In fondo a piazza Venezia, in posizione prospettica ideale alla fine del rettifilo di via del Corso, addossato al Colle Capitolino, principale simbolo laico della città di Roma, sorge il grandioso monumento a Vittorio Emanuele ii re d’Italia, che viene detto anche Il Vittoriano e nel parlare comune dei romani è l’Altare della Patria o anche, con un nomignolo a metà tra il dispregiativo e l’ironico, la Macchina da scrivere, per le sue forme che ricordano le vecchie Olivetti.

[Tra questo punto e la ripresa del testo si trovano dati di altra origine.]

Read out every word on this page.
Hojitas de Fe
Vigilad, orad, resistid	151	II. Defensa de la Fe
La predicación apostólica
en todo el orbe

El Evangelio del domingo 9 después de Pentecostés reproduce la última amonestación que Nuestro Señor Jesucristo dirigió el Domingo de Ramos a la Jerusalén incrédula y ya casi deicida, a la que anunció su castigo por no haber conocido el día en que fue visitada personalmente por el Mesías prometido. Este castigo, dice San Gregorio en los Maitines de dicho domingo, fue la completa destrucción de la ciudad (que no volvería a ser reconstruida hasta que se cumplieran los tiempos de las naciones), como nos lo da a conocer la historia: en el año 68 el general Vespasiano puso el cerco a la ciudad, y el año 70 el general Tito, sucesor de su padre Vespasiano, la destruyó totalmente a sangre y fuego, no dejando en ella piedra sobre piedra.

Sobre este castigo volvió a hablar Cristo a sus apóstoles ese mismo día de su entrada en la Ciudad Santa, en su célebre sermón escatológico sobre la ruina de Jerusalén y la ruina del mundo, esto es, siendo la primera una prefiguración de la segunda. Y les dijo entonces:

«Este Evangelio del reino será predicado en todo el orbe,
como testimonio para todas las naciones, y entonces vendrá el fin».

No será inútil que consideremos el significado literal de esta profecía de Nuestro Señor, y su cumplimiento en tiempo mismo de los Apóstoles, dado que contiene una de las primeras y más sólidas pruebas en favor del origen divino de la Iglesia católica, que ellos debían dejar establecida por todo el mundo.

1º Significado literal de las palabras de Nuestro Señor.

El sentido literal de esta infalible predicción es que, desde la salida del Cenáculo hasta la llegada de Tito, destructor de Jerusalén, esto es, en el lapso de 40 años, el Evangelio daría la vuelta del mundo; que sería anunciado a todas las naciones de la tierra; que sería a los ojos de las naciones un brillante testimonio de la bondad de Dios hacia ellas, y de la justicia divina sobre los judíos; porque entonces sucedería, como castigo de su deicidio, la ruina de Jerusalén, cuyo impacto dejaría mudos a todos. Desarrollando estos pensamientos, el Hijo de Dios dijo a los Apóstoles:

In effetti, per la tradizione di Roma, quest’opera è sempre risultata un po’ ingombrante e imbarazzante: in parte per la sua mole gigantesca, che ha finito quasi per oscurare il vicino colle del Campidoglio, in parte per le origini della sua costruzione, che sono legate all’affermazione della unità d’Italia (e in qualche modo quindi simbolo del potere piemontese sulla Capitale), in parte per lo sfacelo, compiuto all’epoca della edificazione, di interi quartieri di Roma e di rovine antiche, e in parte infine per il materiale utilizzato – quel calcare di Botticino (in provincia di Brescia – così luminoso e abbagliante che male si concilia con l’opaco travertino simbolo della Città, insieme al giallo all’arancione e all’ocra dei suoi palazzi più antichi.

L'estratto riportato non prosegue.